Semptec 4in1-Sicherheitsalarm im Test: Erstaunlich viel Sicherheit für 9,99 Euro?

Vier Funktionen für unter zehn Euro: Wir haben den Semptec 4in1-Sicherheitsalarm im Praxistest ausprobiert – mit überraschend gutem Ergebnis.

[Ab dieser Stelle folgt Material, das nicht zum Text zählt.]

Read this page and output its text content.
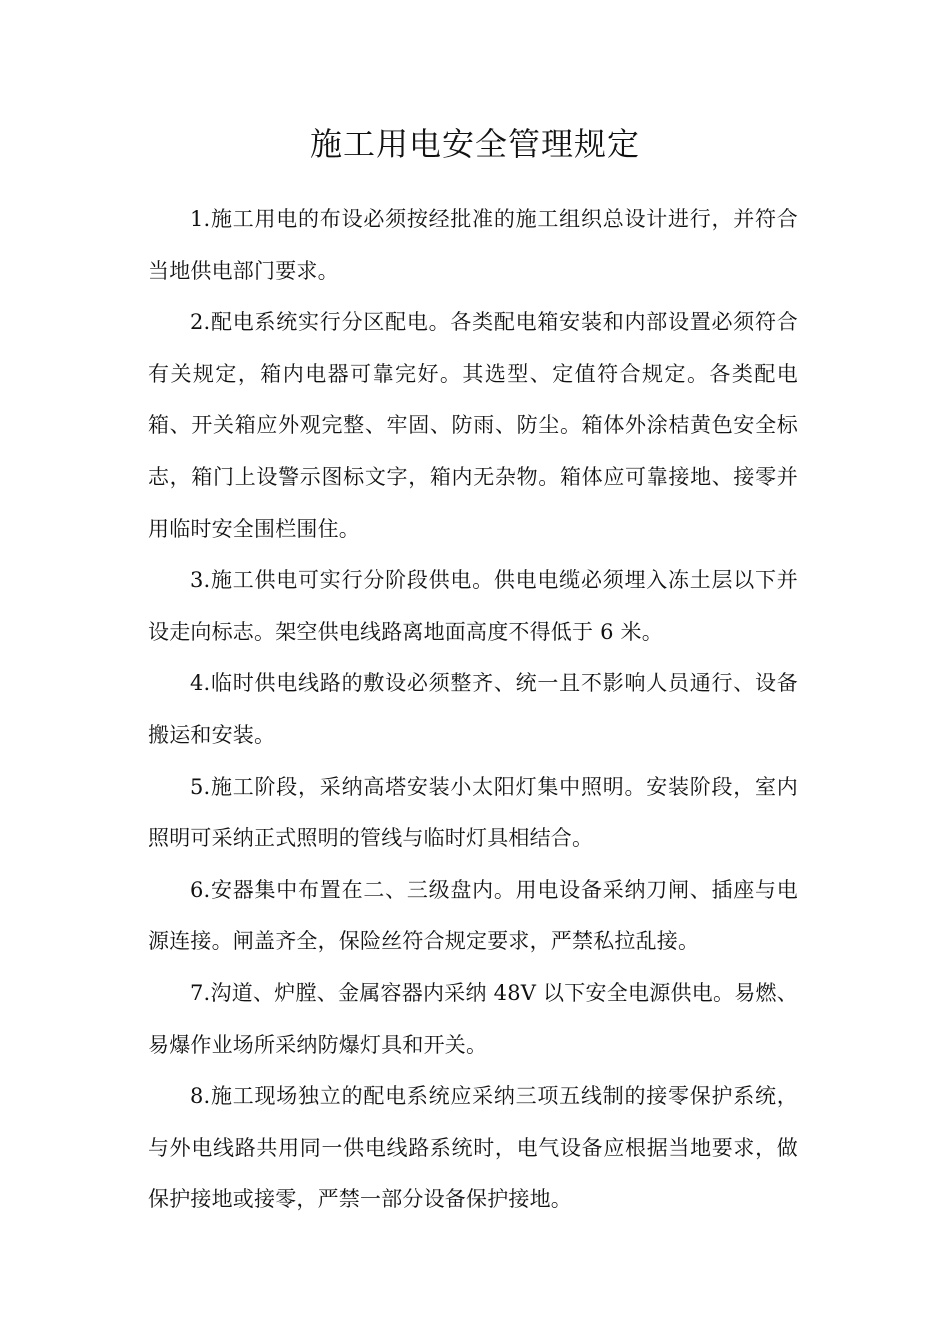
施工用电安全管理规定

1.施工用电的布设必须按经批准的施工组织总设计进行，并符合当地供电部门要求。

2.配电系统实行分区配电。各类配电箱安装和内部设置必须符合有关规定，箱内电器可靠完好。其选型、定值符合规定。各类配电箱、开关箱应外观完整、牢固、防雨、防尘。箱体外涂桔黄色安全标志，箱门上设警示图标文字，箱内无杂物。箱体应可靠接地、接零并用临时安全围栏围住。

3.施工供电可实行分阶段供电。供电电缆必须埋入冻土层以下并设走向标志。架空供电线路离地面高度不得低于 6 米。

4.临时供电线路的敷设必须整齐、统一且不影响人员通行、设备搬运和安装。

5.施工阶段，采纳高塔安装小太阳灯集中照明。安装阶段，室内照明可采纳正式照明的管线与临时灯具相结合。

6.安器集中布置在二、三级盘内。用电设备采纳刀闸、插座与电源连接。闸盖齐全，保险丝符合规定要求，严禁私拉乱接。

7.沟道、炉膛、金属容器内采纳 48V 以下安全电源供电。易燃、易爆作业场所采纳防爆灯具和开关。

8.施工现场独立的配电系统应采纳三项五线制的接零保护系统，与外电线路共用同一供电线路系统时，电气设备应根据当地要求，做保护接地或接零，严禁一部分设备保护接地。
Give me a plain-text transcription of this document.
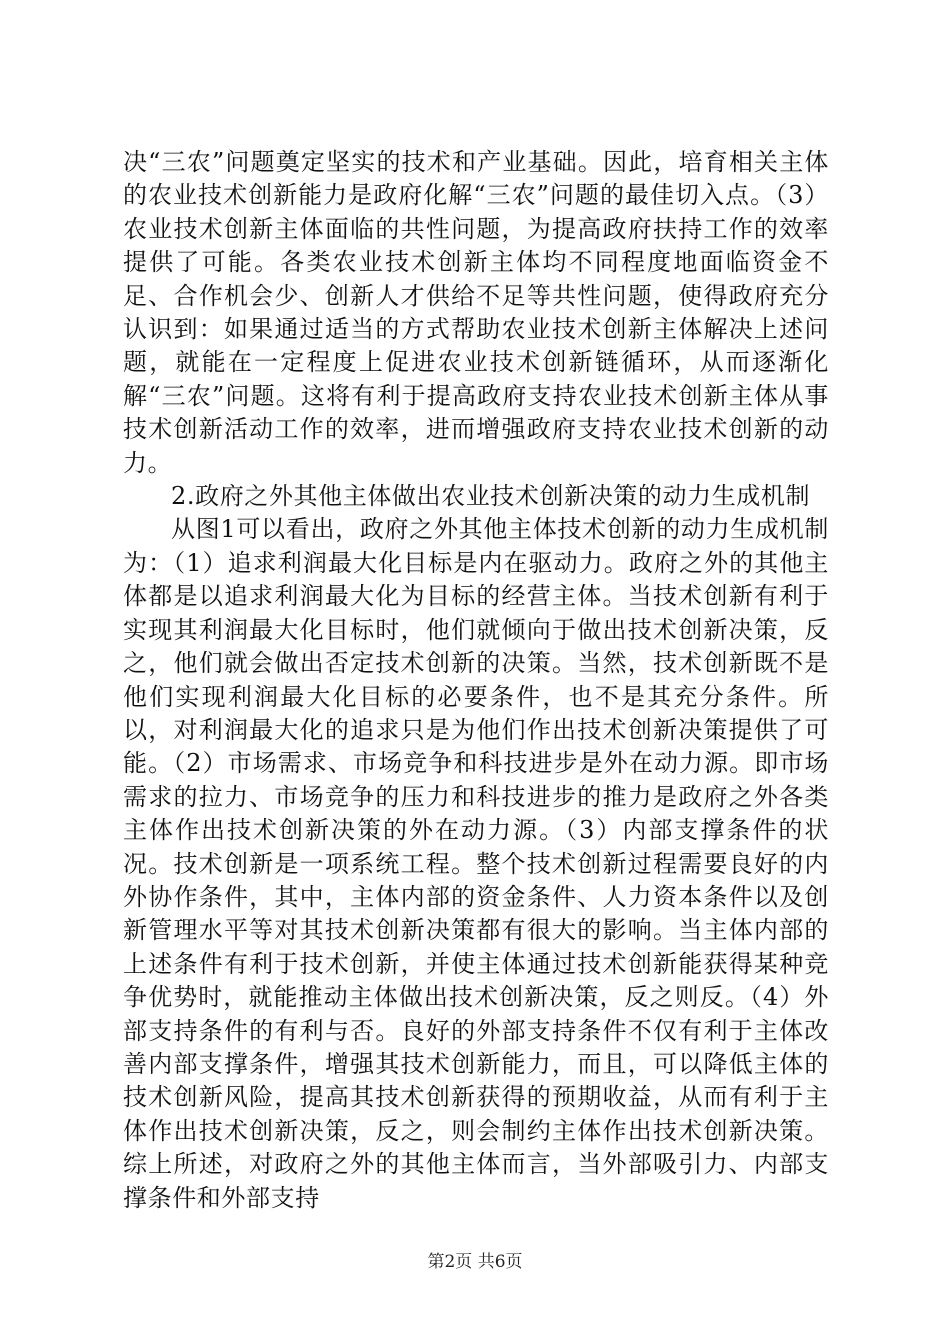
决“三农”问题奠定坚实的技术和产业基础。因此，培育相关主体的农业技术创新能力是政府化解“三农”问题的最佳切入点。（3）农业技术创新主体面临的共性问题，为提高政府扶持工作的效率提供了可能。各类农业技术创新主体均不同程度地面临资金不足、合作机会少、创新人才供给不足等共性问题，使得政府充分认识到：如果通过适当的方式帮助农业技术创新主体解决上述问题，就能在一定程度上促进农业技术创新链循环，从而逐渐化解“三农”问题。这将有利于提高政府支持农业技术创新主体从事技术创新活动工作的效率，进而增强政府支持农业技术创新的动力。

2.政府之外其他主体做出农业技术创新决策的动力生成机制

从图1可以看出，政府之外其他主体技术创新的动力生成机制为：（1）追求利润最大化目标是内在驱动力。政府之外的其他主体都是以追求利润最大化为目标的经营主体。当技术创新有利于实现其利润最大化目标时，他们就倾向于做出技术创新决策，反之，他们就会做出否定技术创新的决策。当然，技术创新既不是他们实现利润最大化目标的必要条件，也不是其充分条件。所以，对利润最大化的追求只是为他们作出技术创新决策提供了可能。（2）市场需求、市场竞争和科技进步是外在动力源。即市场需求的拉力、市场竞争的压力和科技进步的推力是政府之外各类主体作出技术创新决策的外在动力源。（3）内部支撑条件的状况。技术创新是一项系统工程。整个技术创新过程需要良好的内外协作条件，其中，主体内部的资金条件、人力资本条件以及创新管理水平等对其技术创新决策都有很大的影响。当主体内部的上述条件有利于技术创新，并使主体通过技术创新能获得某种竞争优势时，就能推动主体做出技术创新决策，反之则反。（4）外部支持条件的有利与否。良好的外部支持条件不仅有利于主体改善内部支撑条件，增强其技术创新能力，而且，可以降低主体的技术创新风险，提高其技术创新获得的预期收益，从而有利于主体作出技术创新决策，反之，则会制约主体作出技术创新决策。综上所述，对政府之外的其他主体而言，当外部吸引力、内部支撑条件和外部支持

第2页 共6页
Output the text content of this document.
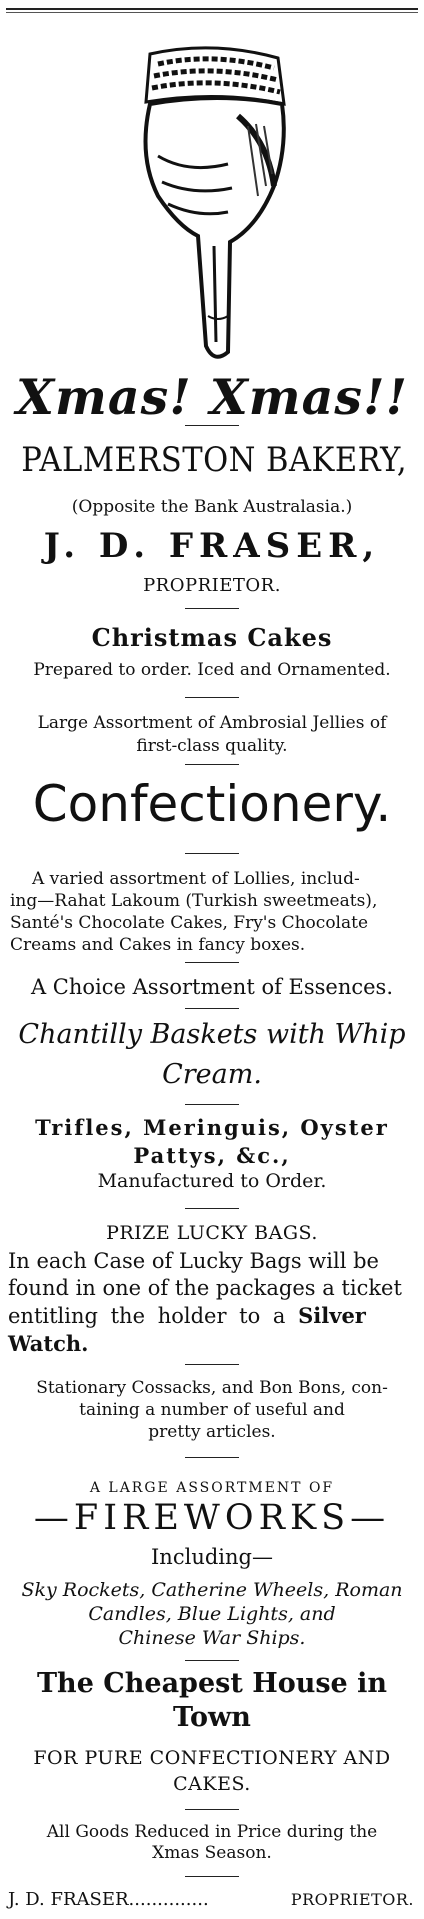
Xmas! Xmas!!
PALMERSTON BAKERY,
(Opposite the Bank Australasia.)
J. D. FRASER,
PROPRIETOR.
Christmas Cakes
Prepared to order. Iced and Ornamented.
Large Assortment of Ambrosial Jellies of
first-class quality.
Confectionery.
A varied assortment of Lollies, includ-
ing—Rahat Lakoum (Turkish sweetmeats),
Santé's Chocolate Cakes, Fry's Chocolate
Creams and Cakes in fancy boxes.
A Choice Assortment of Essences.
Chantilly Baskets with Whip
Cream.
Trifles, Meringuis, Oyster
Pattys, &c.,
Manufactured to Order.
PRIZE LUCKY BAGS.
In each Case of Lucky Bags will be
found in one of the packages a ticket
entitling the holder to a Silver
Watch.
Stationary Cossacks, and Bon Bons, con-
taining a number of useful and
pretty articles.
A LARGE ASSORTMENT OF
—FIREWORKS—
Including—
Sky Rockets, Catherine Wheels, Roman
Candles, Blue Lights, and
Chinese War Ships.
The Cheapest House in
Town
FOR PURE CONFECTIONERY AND
CAKES.
All Goods Reduced in Price during the
Xmas Season.
J. D. FRASER..............	PROPRIETOR.
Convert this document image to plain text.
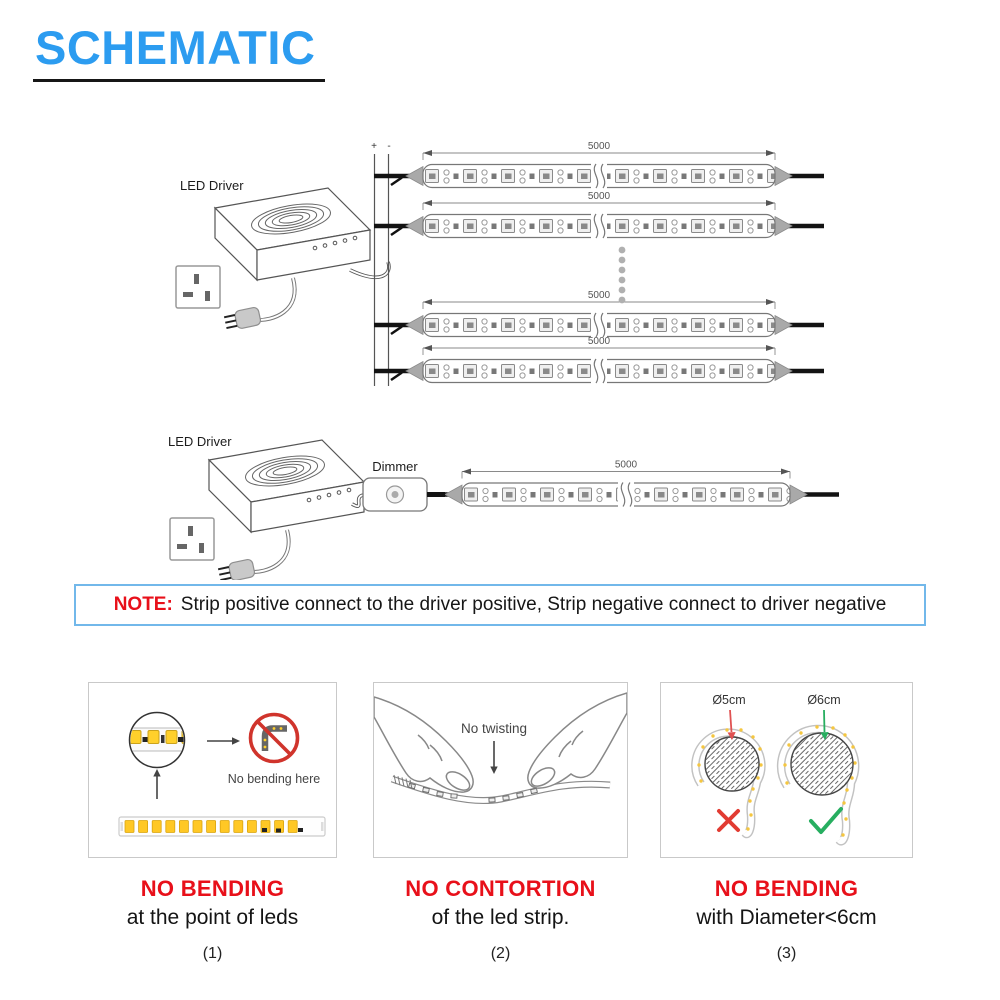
SCHEMATIC
5000
5000
5000
5000
5000
LED Driver
+ -
LED Driver
Dimmer
NOTE: Strip positive connect to the driver positive, Strip negative connect to driver negative
No bending here
No twisting
Ø5cm	Ø6cm
NO BENDING
at the point of leds
(1)
NO CONTORTION
of the led strip.
(2)
NO BENDING
with Diameter<6cm
(3)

Vier Funktionen für unter zehn Euro klingen zunächst nach einem typischen Kompromiss. Doch der kleine Sicherheitsalarm von Semptec überraschte uns im Praxistest mehrfach – positiv wie negativ.

Es gibt Reise-Gadgets, die nach wenigen Tagen wieder zuhause in der Schublade verschwinden. Und es gibt Produkte, die so klein und leicht sind, dass sie dauerhaft im Rucksack, an der Kameratasche oder im Camper bleiben können. Genau in diese Kategorie möchte der 4in1-Sicherheitsalarm von Semptec gehören.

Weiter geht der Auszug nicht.